Black at Milton – Originally published 2/18/71
by The Milton Measure on Friday, September 16th, 2011
Author’s note: this is an elaboration of what I said during a meeting with Dr. Krachauer. I have heard second- and third- handedly that a few faculty members were puzzled if not dismayed by what I said at the time.
As a black person, I believe that going away to private school has been and will be one of the big mistakes of my life. I can only speak from personal beliefs, which may or may not hold for every black person. It was not my choice to come here; my parents made the decision. I don’t blame them for it because they don’t know what it is to go through a place like this. Looking back, I feel that some of the best years of my life have been wasted. I have accomplished very little in bettering myself and in some cases I feel that I have regressed in building my character, and that my morals have deteriorated to nothing.
I have been socially cut off from black society. I have no social contacts at home because I have different interests from people there. I have no social contacts in the school community because I have been severely limited in my ability to reach out from the school.
The school community is really oppressive to the black. Our entertainment is almost non-existent compared to the “average” white students who can party at the white day student’s house or the close boarders’ house. He is not accepted by the white community, nor does he desire to be. And he is set off from the black community because of his lack of contact with that community. Out of necessity, for the black student to survive here he must assimilate to some degree.
I’m glad we have enough blacks to warrant a black house where we can gather. With our limited monetary resources and the lack of sufficient numbers of black women on campus, the black male is hard pressed to find suitable social outlets. I am “lucky” to a certain extent in that I can channel my energies into sports and somewhat into dramatics. Without these I would literally go out of my mind.

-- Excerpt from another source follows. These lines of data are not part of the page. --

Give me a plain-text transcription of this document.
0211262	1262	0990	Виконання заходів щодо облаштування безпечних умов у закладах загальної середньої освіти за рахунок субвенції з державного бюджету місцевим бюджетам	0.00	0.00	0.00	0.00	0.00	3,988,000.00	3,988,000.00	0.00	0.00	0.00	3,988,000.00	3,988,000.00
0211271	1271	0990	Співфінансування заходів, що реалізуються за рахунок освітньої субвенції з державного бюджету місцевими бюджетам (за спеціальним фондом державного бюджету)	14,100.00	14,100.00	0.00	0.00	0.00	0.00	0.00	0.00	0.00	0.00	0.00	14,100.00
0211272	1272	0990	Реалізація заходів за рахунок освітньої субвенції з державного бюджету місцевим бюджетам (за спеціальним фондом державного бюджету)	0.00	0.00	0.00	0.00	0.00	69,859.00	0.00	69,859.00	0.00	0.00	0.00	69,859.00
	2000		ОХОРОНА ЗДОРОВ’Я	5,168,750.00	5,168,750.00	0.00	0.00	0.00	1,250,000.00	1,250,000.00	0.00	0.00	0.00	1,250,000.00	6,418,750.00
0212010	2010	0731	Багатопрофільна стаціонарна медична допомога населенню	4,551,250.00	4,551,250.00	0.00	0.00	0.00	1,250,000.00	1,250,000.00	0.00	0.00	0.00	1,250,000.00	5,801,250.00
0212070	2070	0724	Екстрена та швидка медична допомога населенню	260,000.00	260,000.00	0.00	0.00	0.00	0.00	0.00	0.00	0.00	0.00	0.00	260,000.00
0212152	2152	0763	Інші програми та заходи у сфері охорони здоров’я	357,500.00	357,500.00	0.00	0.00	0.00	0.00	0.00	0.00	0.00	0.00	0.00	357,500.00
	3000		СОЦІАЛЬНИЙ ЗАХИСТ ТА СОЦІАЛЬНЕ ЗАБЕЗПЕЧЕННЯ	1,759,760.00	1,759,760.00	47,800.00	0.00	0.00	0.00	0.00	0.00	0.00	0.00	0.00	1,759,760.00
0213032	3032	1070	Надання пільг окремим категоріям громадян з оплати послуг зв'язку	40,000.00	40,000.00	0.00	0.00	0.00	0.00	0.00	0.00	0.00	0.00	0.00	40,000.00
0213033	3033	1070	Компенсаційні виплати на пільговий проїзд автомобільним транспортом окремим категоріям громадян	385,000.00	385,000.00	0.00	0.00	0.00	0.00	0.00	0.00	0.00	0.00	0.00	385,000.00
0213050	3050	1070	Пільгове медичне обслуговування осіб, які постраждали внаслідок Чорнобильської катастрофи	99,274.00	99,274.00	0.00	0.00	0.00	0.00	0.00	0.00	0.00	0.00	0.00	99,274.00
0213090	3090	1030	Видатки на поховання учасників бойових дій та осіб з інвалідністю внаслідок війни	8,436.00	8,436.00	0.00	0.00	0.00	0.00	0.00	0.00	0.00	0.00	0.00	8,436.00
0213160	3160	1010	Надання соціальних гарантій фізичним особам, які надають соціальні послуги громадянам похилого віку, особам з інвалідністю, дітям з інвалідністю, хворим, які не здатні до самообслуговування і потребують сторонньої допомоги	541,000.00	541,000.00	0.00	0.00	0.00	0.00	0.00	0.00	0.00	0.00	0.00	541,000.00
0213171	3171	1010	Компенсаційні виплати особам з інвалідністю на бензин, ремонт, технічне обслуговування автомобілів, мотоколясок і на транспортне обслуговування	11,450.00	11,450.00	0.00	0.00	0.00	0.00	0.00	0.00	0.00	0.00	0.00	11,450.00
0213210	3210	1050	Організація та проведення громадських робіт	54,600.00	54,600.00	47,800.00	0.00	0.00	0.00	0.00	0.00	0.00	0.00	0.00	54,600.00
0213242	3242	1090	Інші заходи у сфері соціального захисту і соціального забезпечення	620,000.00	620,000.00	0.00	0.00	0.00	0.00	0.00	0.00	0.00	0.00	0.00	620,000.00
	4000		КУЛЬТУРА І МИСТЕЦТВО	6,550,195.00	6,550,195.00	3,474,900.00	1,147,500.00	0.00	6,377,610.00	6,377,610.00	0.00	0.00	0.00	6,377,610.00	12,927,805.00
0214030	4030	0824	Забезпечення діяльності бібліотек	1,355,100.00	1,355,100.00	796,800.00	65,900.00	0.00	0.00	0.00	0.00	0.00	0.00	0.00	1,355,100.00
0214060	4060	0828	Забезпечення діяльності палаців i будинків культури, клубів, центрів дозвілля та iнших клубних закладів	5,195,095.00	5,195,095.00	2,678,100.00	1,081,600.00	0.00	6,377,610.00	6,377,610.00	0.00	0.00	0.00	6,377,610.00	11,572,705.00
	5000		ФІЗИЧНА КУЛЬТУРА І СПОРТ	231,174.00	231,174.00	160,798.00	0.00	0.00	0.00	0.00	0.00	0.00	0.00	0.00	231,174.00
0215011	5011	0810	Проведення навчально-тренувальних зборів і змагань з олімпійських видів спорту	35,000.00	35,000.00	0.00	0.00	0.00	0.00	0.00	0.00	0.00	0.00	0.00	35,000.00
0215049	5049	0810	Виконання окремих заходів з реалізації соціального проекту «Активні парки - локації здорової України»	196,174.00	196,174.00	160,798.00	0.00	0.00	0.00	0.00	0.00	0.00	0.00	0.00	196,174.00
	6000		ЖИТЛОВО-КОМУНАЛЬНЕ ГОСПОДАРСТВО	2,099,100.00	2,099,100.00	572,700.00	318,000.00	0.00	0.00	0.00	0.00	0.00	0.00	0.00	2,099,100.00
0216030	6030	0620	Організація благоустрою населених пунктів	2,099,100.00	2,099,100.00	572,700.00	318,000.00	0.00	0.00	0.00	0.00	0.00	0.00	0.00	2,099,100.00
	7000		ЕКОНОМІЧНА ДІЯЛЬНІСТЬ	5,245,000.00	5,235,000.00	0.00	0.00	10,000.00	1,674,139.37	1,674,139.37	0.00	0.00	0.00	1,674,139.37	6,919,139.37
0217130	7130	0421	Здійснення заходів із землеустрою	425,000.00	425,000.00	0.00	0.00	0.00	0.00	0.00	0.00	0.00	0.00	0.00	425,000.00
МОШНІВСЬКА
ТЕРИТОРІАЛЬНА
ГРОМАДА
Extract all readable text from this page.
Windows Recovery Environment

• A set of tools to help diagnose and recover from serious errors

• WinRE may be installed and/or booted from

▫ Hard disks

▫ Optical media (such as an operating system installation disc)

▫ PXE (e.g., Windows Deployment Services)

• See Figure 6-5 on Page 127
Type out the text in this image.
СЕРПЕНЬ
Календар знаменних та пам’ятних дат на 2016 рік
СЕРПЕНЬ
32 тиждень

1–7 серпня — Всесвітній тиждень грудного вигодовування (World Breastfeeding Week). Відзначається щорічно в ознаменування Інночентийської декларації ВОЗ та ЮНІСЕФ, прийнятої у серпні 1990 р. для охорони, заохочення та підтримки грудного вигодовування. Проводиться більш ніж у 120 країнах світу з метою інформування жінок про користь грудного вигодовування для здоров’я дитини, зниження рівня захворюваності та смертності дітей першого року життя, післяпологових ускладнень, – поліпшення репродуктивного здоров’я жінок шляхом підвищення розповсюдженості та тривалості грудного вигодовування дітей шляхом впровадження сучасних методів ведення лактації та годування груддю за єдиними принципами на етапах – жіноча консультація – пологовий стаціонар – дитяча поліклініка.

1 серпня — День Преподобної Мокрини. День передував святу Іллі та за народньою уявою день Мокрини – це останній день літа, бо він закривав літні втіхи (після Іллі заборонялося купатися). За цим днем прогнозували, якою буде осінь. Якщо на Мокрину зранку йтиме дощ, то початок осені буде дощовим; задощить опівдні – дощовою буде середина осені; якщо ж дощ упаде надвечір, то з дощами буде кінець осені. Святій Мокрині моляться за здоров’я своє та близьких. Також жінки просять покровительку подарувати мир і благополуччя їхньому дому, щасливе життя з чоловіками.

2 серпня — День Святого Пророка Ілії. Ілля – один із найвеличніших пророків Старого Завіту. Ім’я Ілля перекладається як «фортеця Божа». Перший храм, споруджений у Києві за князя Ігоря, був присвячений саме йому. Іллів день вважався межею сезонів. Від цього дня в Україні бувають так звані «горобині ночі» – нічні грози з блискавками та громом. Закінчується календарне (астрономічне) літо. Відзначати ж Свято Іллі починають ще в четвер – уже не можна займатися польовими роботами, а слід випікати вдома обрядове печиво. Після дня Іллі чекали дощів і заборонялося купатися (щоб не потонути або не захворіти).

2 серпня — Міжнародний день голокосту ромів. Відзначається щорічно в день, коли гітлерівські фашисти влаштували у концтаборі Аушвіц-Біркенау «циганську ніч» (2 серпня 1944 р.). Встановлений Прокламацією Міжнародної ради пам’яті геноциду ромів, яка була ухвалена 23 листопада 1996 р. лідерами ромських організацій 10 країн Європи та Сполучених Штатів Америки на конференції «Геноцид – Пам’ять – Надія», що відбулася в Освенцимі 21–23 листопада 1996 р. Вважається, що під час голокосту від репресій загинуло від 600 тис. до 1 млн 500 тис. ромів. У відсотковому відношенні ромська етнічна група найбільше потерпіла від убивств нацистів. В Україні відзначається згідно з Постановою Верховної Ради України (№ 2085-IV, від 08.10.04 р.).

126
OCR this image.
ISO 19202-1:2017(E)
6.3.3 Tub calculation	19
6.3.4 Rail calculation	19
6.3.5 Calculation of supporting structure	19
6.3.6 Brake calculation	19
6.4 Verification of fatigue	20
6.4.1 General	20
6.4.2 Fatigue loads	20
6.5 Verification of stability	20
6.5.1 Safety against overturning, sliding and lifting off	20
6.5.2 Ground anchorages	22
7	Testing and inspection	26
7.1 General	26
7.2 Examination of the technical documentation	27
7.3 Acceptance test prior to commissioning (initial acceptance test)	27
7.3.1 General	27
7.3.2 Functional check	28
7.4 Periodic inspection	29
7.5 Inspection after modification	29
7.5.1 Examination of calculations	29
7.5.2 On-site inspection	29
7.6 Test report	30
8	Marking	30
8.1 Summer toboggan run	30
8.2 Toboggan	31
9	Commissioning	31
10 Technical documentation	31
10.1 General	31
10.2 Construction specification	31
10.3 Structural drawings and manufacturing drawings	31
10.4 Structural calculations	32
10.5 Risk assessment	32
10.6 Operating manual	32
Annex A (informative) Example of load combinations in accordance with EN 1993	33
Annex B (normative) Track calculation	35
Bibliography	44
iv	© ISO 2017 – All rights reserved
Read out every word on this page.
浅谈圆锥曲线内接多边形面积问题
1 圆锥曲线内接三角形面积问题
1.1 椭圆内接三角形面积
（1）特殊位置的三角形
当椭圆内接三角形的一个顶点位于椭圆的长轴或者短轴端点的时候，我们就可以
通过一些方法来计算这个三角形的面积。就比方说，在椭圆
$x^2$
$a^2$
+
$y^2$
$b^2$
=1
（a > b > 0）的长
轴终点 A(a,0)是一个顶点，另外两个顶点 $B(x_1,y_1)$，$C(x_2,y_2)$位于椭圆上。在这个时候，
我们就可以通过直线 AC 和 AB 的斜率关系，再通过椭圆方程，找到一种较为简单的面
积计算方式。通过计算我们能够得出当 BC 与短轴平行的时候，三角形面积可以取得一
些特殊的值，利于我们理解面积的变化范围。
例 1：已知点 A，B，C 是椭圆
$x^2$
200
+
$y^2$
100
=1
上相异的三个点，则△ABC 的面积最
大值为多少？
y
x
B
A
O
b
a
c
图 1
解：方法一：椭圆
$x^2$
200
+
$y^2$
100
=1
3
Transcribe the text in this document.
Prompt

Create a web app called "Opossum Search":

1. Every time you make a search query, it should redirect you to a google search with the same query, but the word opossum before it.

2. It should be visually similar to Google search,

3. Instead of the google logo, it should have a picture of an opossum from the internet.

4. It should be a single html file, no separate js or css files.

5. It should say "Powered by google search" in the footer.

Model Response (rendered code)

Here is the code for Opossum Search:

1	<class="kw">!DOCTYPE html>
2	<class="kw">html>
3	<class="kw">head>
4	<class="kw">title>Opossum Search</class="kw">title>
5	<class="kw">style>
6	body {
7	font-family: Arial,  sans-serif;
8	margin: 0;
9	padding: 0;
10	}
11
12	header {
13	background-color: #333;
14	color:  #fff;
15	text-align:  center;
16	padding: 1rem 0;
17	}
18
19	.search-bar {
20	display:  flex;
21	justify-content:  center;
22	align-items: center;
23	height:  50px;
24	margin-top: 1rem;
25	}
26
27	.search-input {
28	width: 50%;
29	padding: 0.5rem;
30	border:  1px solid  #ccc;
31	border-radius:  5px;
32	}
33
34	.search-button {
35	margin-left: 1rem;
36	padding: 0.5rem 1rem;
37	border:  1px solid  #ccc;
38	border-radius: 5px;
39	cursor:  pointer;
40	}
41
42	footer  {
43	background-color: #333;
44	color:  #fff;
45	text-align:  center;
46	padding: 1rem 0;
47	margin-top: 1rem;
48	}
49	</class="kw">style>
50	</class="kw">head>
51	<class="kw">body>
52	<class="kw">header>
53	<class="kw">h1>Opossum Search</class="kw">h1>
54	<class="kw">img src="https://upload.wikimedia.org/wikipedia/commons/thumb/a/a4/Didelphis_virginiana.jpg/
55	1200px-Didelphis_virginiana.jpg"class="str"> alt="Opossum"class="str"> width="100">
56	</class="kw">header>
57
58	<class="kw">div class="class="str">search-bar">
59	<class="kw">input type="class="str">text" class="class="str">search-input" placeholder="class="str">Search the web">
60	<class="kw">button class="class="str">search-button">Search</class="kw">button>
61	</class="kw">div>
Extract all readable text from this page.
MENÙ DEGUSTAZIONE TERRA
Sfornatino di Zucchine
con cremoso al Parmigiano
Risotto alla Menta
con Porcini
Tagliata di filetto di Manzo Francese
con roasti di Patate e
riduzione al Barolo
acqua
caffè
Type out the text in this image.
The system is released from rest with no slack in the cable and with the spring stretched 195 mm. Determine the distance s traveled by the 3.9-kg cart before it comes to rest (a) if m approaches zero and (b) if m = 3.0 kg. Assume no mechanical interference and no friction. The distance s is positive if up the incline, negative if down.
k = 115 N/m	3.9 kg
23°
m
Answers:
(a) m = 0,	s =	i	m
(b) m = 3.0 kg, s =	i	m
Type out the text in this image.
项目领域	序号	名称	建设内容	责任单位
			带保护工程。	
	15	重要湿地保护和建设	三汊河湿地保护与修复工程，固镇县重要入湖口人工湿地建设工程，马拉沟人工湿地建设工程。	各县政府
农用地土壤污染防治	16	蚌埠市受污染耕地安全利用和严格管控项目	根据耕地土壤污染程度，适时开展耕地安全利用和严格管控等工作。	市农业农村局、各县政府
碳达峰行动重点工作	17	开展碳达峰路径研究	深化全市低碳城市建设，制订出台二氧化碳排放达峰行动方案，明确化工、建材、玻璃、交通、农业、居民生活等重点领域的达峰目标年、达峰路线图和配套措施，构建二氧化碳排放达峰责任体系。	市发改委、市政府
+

There is a serious lack of sufficient counseling for blacks. When whites have a problem there are many “good men” they can turn to for advice. Where can the black turn? At present there is only one black to handle the counseling for every black—male or female. If a certain situation develops, one which you wouldn’t feel comfortable discussing with this person because he doesn’t seem the right person, it’s tough luck. You’re up shit’s creeks, and the white man has the paddle. When you’re going through growing pains, it is critical to have someone you can talk to, to share the pain with; and one black counselor cannot relate to everyone.
I definitely don’t feel that the academic advantages are worth the mental hell a black has to go through. I have become disillusioned and bitter. There is no interest for the blacks in the books because a place that is socially oppressive to a person becomes academically oppressive also. Therefore, I’m not taking advantage of the opportunity to get all the knowledge this place can offer, and I couldn’t care less. And if you don’t hit the books, what else are you here for?
I am disillusioned because I had always looked forward to coming back here to play sports or just get away from home until I opened my eyes and saw how this place was eating the life out of me. When I talked to other blacks outside of school, I told them what a wonderful opportunity going to private school was if you can make the adjustment. I now feel that the adjustment is not worth making. I could have gotten into a decent college by going to a public high school and I could have gotten one hell of a college education anywhere I went if I wanted to and I wouldn’t be as messed up as I am now. I feel guilty for having told all the people I did tell what a golden opportunity this was. Now that I can’t honestly feel that way it is as if I betrayed them along with myself.
Well, for me three years are up, and I have done absolutely nothing. I am more confused than when I started. But I will take at least one thing away with me: that white people don’t change their attitudes towards blacks overnight. The miscellaneous quotes in a past issue of the bi-weekly showed that the black conferences went almost for naught.
Don’t get the impression that all blacks here feel the same way. The other brothers and sisters may or may not feel this way. Don’t waste their time and yours by questioning them about what I say. We are all different—believe it or not!